Por Mariela Canali |
Propietarios de grandes terrenos hacia mediados del Siglo XIX, tienen una llamativa ligazón con la localidad de El Palomar que vincula al Hospital Posadas, a la última dictadura y al padre del neoliberalismo en su versión nacional.
La familia Martínez de Hoz forma parte de una corriente migratoria que llegó a estas tierras a reforzar la presencia borbónica con la creación del Virreinato del Río de la Plata. Provenientes del norte de España en la segunda mitad del siglo XVIII se asentaron en el puerto de Buenos Aires y se dedicaron al comercio. Junto a otras familias que se dedicaban al rubro, formaron una aristocracia que entre sus inversiones compraban tierras.
En ese contexto, en 1861 adquieren una propiedad que era de Josefa Peña. Los terrenos ubicados en el partido de Morón, eran linderos a otra finca propiedad de los Ramos Mejía. Un punto que vale aclarar es que son familias propietarias de tierras que no tenían un gran valor económico, o sea, hacían inversiones en un territorio sumamente barato, por eso la extensión era tan amplia.
Si nos queremos ubicar en términos actuales, la propiedad se extendía desde lo que hoy es el Hospital Posadas, el barrio Carlos Gardel y el actual barrio Martínez de Hoz, en una franja que se extiende aproximadamente hasta la actual calle Chubut.
Según lo que cuentan los vecinos de la época era un monte de Eucaliptus que no estaba ni tapiado, ni alambrado. Es más, quienes vivían cerca iban a juntar leña, a cortar pasto para las vacas y lo llamaban “el monte Martínez de Hoz”. Era la zona de paso hacia Palomar. Lo que hoy conocemos como la avenida Marconi en los antiguos planos aparece como el camino de la Tropa, porque iba el ganado caminando hacia el Mercado de Liniers. Todo esto previo a la construcción del Hospital Posadas.

Justamente respecto al Posadas, hacia fines de la década de 1940 esos terrenos habían sido vendidos por los Martínez de Hoz a una familia japonesa que cultivaba orquídeas. En 1950 el gobierno peronista expropia esas tierras para la construcción de un instituto que se dedicaría en principio al estudio de enfermedades pulmonares. Luego llegó el golpe del 55, en el 57 las instalaciones fueron transferidas a la órbita del Estado Nacional y finalmente en el 58 fue inaugurado como Instituto Nacional del Tórax, bajo el gobierno de facto del Gral. Pedro Eugenio Aramburu.
Volviendo a aquella familia comerciante aristocrática. El 24 de marzo de 1976 nuevamente se instaura una dictadura militar y José Alfredo Martínez de Hoz fue el Ministro de Economía durante todo el gobierno de Jorge Rafael Videla. Vaya paradojas de la historia (o no tanto), en el Hospital Posadas funcionó el Centro Clandestino de Detención El Chalet, donde se cometieron todo tipo de torturas y atrocidades.

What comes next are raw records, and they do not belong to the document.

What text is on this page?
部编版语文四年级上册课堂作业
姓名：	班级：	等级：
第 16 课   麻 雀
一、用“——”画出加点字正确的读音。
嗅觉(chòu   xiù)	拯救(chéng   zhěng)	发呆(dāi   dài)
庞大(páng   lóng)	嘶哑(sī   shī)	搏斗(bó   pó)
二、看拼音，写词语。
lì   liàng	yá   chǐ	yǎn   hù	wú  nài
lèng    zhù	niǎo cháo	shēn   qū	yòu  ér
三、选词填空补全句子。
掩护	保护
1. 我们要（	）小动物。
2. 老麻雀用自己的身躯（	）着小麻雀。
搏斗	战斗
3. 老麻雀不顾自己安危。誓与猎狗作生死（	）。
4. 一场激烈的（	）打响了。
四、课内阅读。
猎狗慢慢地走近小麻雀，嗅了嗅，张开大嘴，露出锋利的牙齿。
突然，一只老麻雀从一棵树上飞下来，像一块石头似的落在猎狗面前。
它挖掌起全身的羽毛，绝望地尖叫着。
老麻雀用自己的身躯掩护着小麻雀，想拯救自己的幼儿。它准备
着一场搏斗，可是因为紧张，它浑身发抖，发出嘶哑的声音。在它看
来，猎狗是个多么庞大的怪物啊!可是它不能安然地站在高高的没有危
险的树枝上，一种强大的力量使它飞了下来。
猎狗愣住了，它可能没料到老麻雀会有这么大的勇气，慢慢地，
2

El plan económico implementado por Martínez de Hoz durante el gobierno de facto consagró una libertad de mercado que regía la economía sin ninguna intervención estatal. Para esto se liberaron las importaciones y la competencia de productos extranjeros, entre otras variables, contribuyó al deterioro de la producción nacional y la posterior desindustrialización. Es el padre de la deuda externa y la dolarización. Que el argentino hoy se preocupe por ahorrar en dólares viene de esa época, antes no existía esa concepción. La dolarización de las propiedades, por ejemplo, fue su gran “regalo”.
Otra vez en El Palomar, surge un dato curioso respecto a la ex Sociedad de Fomento Martínez de Hoz, que existía en esa zona hacia 1949. Nacida en el barrio que lleva el nombre de los antiguos propietarios, desarrolló sus actividades durante más de 40 años. Fue entonces que sus socios, advertidos de las atrocidades ocurridas durante la dictadura, realizaron una asamblea el 17 de agosto del 1983, previo al retorno de la democracia y decidieron cambiar el nombre de la institución.
La nueva denominación propuesta sería Sociedad de Fomento 17 de agosto, por la fecha que recuerda el paso a la inmortalidad del General San Martín. Los miembros solicitan el cambio a la Municipalidad y en 1984 ya bajo un régimen democrático (en Morón fue electo Norberto García Silva) se aprobó el pedido. Sin dudas podemos considerarlo como una pequeña, pero muy simbólica, manifestación del ejercicio de ciudadanía para remover un apellido ligado a lo más nefasto, aun cuando las heridas todavía estaban abiertas.